Passion fuels Hawaiian’s drive to win

The Road to Success is Matty Wong’s Home

Matty Wong needs a new home, but he’s in no rush to find it.

Despite competing in the 2022 Bassmaster Classic – the pinnacle of bass tournament fishing – Wong, a rising figure in the bass world, will tell you straight up that, “I don’t even have a steady place of my own right now. I’m chasing my passions and still trying to figure out where this adventure is going to take me.”

Wong’s “adventure” began in 2013 with a heart-wrenching decision to leave Hawaii and start a new life in Los Angeles, a massive, bustling city completely unlike Hawaii. Changing lives didn’t come easily, but hard work and persistence paid off.

Wong entered his first club tournament in 2018. Three years later, a win at the 2021 B.A.S.S. Nation Championship on the Ouachita River in Louisiana qualified him for the 2022 Bassmaster Classic, paid $20,000 in prize money from Mercury and Nitro, provided free use of a Ranger boat rigged with a legendary Mercury 250hp Pro XS engine and earned Wong a spot on the lucrative 2022 Bassmaster Elite Series.

His B.A.S.S. Nation win also motivated Wong to ponder a dream he’s harbored since he was a young boy – to one day host his own TV fishing show.

But, first things first . . .

Wong was born in Honolulu in 1988 and lived there until moving to California when he was 25. His lifelong hobbies include fishing, surfing, spear fishing and playing the saxophone – a skill that would put food on his table on more than one occasion.

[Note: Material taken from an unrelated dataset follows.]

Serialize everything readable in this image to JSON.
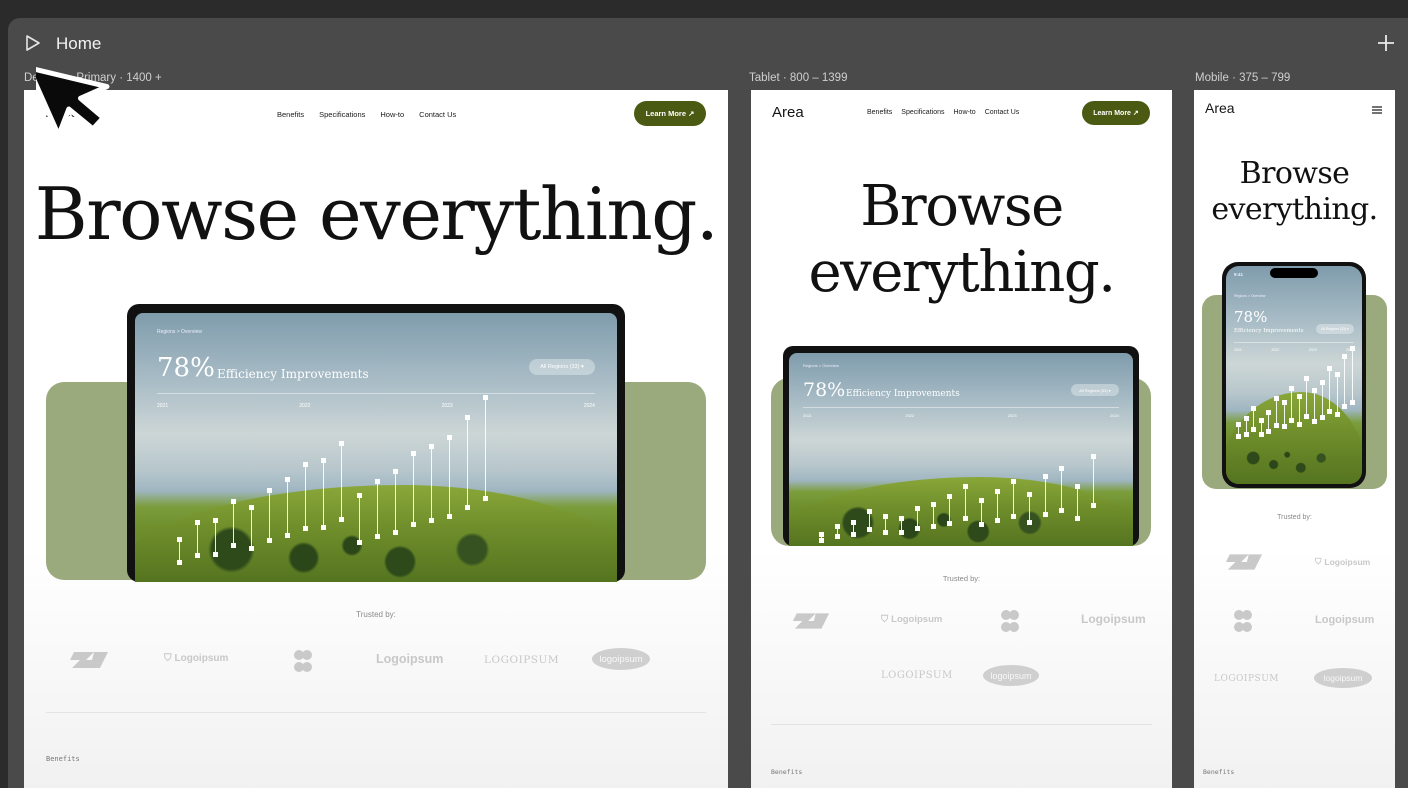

He described leaving Hawaii for Los Angeles as the most terrifying decision of his life, yet he boarded the plane – for his first flight ever – with only a suitcase, a skateboard, his saxophone and a one-way ticket.

Wong lived in Los Angeles for eight years before drifting about 60 miles up the California coast in 2021 to the quieter and smaller city of Ventura. He said he was trying to “get away from the craziness of LA and depression from being in a big, lonely city” during the COVID pandemic.

“I had always been a happy and positive person despite negative things in the world,” he said. “When I left LA I was searching for a community and a better everyday life.”

When he departed Ventura just a year later, he left with a clear head, his win from the B.A.S.S. Nation Championship tucked in his back pocket and a revered spot at the 2022 Bassmaster Classic – the first Classic qualification for any Hawaiian.

“The win at the B.A.S.S. Nation changed everything,” he said.

And getting a new engine for his boat changed his course.

“That Mercury engine is a dream,” he said of the 250hp Pro XS rigged on his Z520L Ranger. “It’s smooth and quiet, and I don’t have to worry about it performing. It’s an incredible machine.”

Always Looking Ahead

Although Wong finished out of the big money at the 2022 Classic, he has no regrets or excuses.

“It was an incredible experience, and I can’t wait to get back there. It definitely made me hungry to make another go at it,” he said. As evidence, Wong recently finished in a respectable 14th place at the April 7-10 Elite Series tournament on Chickamauga Lake in Tennessee.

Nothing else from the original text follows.